She wins races, whether it’s claiming the crown as a Hungarian pageant queen in Ontario, a seat at Mississauga City Council by age 29, or her federal Mississauga-Brampton South riding in 2011. Then, the Sudbury-born politician was deemed a rising Conservative star, having beat out Liberal MP Navdeep Bains to help deliver Mr. Harper his coveted majority government. She was immediately made a parliamentary secretary, but has been passed over since. The 2013 cabinet shuffle, which was aimed at boosting the role of women and younger MPs in cabinet, saw four of eight female parliamentary secretaries promoted. Ms. Adams was not among them.
As an only child raised by a single mother named Georgia and his grandmother, Mr. Soudas was “restless, intense, gregarious … a lightning rod,” according to his longtime friend, Senator Leo Housakos, a fellow Greek Montrealer who is godfather to Mr. Soudas’ four-year-old son. The two met some 25 years ago, back when a young Dimitri played ball hockey in the lane behind the home of Mr. Housakos’ then-love interest and now-wife. Mr. Soudas, 34, has since gone on to earn a black belt second dan in judo.
Mr. Housakos and Mr. Soudas worked together politically, first at the Hellenic Congress of Quebec and later in Montreal municipal politics. Mr. Housakos later suggested Mr. Soudas for a job with Mr. Harper, who was at the time in opposition and hungry for a bilingual communications staffer. Mr. Soudas and Mr. Housakos, who was named to the Senate by Mr. Harper in 2008, were embroiled in 2011 in a controversy over the appointment of a new president at the Montreal Port Authority. The Prime Minister fended off calls for Mr. Soudas’ resignation.
Mr. Housakos saw Mr. Soudas fall in love, marry, divorce and fall in love again. He describes his friend as intensely loyal, competent and cerebral. “In [the Oakville North-Burlington incident], his loyalty probably overtook and overcame his capacity to do what needed to be done,” Mr. Housakos said. “He allowed his loyalty to overwhelm the cerebral part of himself.”
Mr. Soudas told The Globe on Thursday, “I’m sorry to the Prime Minister for all the grief that this has caused,” adding, “but ultimately in life you have to stand by the person that you care for and love in a difficult moment.”

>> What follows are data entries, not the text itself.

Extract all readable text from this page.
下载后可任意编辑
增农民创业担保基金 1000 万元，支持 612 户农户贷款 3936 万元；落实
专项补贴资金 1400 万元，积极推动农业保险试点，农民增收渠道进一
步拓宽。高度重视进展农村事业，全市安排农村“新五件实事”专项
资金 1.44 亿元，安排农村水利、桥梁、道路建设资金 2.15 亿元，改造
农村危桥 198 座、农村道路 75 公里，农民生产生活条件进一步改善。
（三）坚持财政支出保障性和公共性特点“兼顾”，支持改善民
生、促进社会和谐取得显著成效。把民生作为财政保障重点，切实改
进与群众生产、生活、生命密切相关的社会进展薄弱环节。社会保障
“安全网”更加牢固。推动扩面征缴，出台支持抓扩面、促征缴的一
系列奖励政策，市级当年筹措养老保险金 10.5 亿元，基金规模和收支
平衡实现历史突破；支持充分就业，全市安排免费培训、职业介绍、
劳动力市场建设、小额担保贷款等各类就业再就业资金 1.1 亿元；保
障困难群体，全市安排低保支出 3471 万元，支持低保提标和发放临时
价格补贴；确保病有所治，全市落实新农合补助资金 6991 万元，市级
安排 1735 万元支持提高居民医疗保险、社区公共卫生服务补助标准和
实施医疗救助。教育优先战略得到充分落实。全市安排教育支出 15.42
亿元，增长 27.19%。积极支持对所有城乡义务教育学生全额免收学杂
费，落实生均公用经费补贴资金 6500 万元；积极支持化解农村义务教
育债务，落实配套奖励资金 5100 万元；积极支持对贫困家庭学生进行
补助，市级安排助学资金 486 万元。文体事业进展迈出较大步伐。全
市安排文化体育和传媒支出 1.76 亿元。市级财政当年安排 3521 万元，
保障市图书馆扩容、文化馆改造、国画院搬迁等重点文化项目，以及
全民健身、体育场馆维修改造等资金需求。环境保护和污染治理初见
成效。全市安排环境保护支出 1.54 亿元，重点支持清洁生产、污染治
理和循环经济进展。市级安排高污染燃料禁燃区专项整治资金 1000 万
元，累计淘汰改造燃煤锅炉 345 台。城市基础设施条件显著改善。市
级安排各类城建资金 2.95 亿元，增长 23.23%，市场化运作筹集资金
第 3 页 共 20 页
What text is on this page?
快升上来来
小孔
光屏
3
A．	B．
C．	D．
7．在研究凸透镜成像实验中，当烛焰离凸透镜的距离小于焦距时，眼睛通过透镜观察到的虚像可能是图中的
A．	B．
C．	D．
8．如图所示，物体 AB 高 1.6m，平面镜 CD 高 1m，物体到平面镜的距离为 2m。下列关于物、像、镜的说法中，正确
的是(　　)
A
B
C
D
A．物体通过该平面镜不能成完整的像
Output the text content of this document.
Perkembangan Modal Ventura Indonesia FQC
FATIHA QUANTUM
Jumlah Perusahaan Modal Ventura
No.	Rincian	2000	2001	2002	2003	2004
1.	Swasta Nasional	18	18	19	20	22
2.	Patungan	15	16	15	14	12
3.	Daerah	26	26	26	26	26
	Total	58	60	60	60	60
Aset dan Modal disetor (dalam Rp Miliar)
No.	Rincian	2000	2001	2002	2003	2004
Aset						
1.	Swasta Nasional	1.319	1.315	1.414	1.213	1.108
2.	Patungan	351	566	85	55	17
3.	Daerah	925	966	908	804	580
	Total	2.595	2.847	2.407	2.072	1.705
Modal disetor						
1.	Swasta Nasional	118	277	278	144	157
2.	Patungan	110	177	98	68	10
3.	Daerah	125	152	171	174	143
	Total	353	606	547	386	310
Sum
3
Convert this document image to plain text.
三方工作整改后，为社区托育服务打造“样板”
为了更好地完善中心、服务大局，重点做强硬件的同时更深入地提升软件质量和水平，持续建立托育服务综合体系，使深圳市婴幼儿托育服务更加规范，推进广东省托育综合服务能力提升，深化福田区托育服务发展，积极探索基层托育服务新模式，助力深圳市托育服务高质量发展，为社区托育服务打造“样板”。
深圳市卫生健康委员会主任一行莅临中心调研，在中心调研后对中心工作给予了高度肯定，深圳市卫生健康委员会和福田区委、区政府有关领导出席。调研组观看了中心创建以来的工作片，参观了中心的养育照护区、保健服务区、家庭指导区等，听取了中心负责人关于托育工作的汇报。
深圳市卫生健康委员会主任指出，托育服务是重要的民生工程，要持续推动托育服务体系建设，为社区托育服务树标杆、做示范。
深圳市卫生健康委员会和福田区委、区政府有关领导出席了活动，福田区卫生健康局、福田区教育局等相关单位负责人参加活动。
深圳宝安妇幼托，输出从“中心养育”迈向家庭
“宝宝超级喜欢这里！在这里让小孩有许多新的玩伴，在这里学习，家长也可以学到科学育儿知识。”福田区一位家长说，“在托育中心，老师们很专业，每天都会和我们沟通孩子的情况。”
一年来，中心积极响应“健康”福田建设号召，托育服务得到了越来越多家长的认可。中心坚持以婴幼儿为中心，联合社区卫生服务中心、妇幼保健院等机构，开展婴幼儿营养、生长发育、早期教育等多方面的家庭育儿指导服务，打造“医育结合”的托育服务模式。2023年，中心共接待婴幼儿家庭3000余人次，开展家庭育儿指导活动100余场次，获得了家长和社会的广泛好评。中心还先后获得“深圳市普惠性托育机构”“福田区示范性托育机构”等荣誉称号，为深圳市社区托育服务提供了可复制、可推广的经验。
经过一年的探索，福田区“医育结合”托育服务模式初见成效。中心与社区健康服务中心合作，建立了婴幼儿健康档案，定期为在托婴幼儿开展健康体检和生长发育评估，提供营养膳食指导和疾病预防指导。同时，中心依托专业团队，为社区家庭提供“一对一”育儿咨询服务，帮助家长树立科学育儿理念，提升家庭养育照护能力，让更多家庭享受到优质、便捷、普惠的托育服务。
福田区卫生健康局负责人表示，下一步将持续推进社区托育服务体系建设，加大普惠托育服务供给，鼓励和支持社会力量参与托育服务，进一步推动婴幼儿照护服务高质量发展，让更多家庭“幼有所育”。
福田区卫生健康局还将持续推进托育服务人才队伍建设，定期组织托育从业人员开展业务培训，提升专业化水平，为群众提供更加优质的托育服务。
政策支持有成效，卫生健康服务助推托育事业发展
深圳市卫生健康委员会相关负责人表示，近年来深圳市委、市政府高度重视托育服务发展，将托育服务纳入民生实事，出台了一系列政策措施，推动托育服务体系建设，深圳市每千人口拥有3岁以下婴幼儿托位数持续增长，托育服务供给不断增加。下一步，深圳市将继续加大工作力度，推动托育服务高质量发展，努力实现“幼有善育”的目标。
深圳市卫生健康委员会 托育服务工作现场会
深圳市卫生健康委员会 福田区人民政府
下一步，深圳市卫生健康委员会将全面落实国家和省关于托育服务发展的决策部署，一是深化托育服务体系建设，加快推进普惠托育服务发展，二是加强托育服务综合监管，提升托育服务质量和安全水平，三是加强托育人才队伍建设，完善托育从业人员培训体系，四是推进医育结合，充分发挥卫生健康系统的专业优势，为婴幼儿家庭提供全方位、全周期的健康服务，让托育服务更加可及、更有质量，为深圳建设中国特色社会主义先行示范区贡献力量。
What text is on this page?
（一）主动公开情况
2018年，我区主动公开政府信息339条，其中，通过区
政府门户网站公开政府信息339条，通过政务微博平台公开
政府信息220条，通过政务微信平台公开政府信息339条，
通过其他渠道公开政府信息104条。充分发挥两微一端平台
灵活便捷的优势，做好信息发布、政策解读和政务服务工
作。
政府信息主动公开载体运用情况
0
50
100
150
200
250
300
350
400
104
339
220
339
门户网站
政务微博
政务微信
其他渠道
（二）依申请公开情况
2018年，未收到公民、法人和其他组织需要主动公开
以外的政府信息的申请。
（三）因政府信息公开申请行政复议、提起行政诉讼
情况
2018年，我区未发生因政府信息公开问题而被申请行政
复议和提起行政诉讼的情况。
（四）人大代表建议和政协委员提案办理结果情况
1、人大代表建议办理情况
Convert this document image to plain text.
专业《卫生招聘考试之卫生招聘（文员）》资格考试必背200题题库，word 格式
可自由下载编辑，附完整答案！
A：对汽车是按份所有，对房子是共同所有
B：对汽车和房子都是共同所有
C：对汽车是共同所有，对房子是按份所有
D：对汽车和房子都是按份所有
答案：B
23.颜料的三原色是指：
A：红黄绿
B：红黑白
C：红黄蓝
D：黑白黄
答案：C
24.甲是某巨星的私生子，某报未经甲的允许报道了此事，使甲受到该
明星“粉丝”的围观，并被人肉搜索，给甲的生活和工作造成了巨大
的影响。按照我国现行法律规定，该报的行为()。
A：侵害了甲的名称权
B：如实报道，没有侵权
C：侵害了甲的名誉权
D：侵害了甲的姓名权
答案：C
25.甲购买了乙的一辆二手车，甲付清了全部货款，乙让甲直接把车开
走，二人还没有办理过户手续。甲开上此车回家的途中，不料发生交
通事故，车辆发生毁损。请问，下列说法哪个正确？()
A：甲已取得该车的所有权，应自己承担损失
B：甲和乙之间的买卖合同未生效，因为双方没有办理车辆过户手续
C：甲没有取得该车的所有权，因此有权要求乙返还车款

Mr. Soudas and Ms. Adams, both dyed-in-the-wool Conservatives who chose and proudly wore their political stripes at a young age, met professionally in May of 2011, shortly before Mr. Soudas announced he would be leaving as director of communications. He said then that he was leaving to spend more time with his wife and family, including a new baby, tweeting, “Priority 1 my wife and 3 kids.” So when he parted ways with his spouse and news emerged that November that he was dating Ms. Adams, who had separated from her husband, there were those within the party who were put off and confused.
“That didn’t sit well with many people,” said one former political staffer who worked with Mr. Soudas on the Hill.
There were also those who said que sera, sera. “Life happens, right?” Mr. Butt said. “They found each other, and that’s great. I wish them the best.”
Ms. Adams, mother to an eight-year-old son, separated from Peter Adams in the summer of 2011, Mr. Adams said, noting they met through their Conservative activism. The two, who still co-own an Ottawa home, have not yet divorced and “still have some details to work out,” Mr. Adams said, citing the MP’s “dynamic schedule” for the delay in finalizing the split and saying, “we’ll do it when we do it.” Mr. Soudas divorced his wife several months ago.
“If you were to ask Eve or I, we’re divorced,” Mr. Adams said. “Eve and I are both moving on with our lives.… I wish Eve and Dimitri the best. There’s no animosity.”
Mr. Adams was Ms. Adams’ campaign manager for the 2003, 2006 and 2010 Mississauga council elections and also for the 2011 election. He and her older brother were charged with possession of stolen property after two rival candidates’ signs went missing, but those charges were dropped after he made a donation to charity. He denies any signs were stolen, and Ms. Adams said at the time, “I’m not interested in dirty politics.”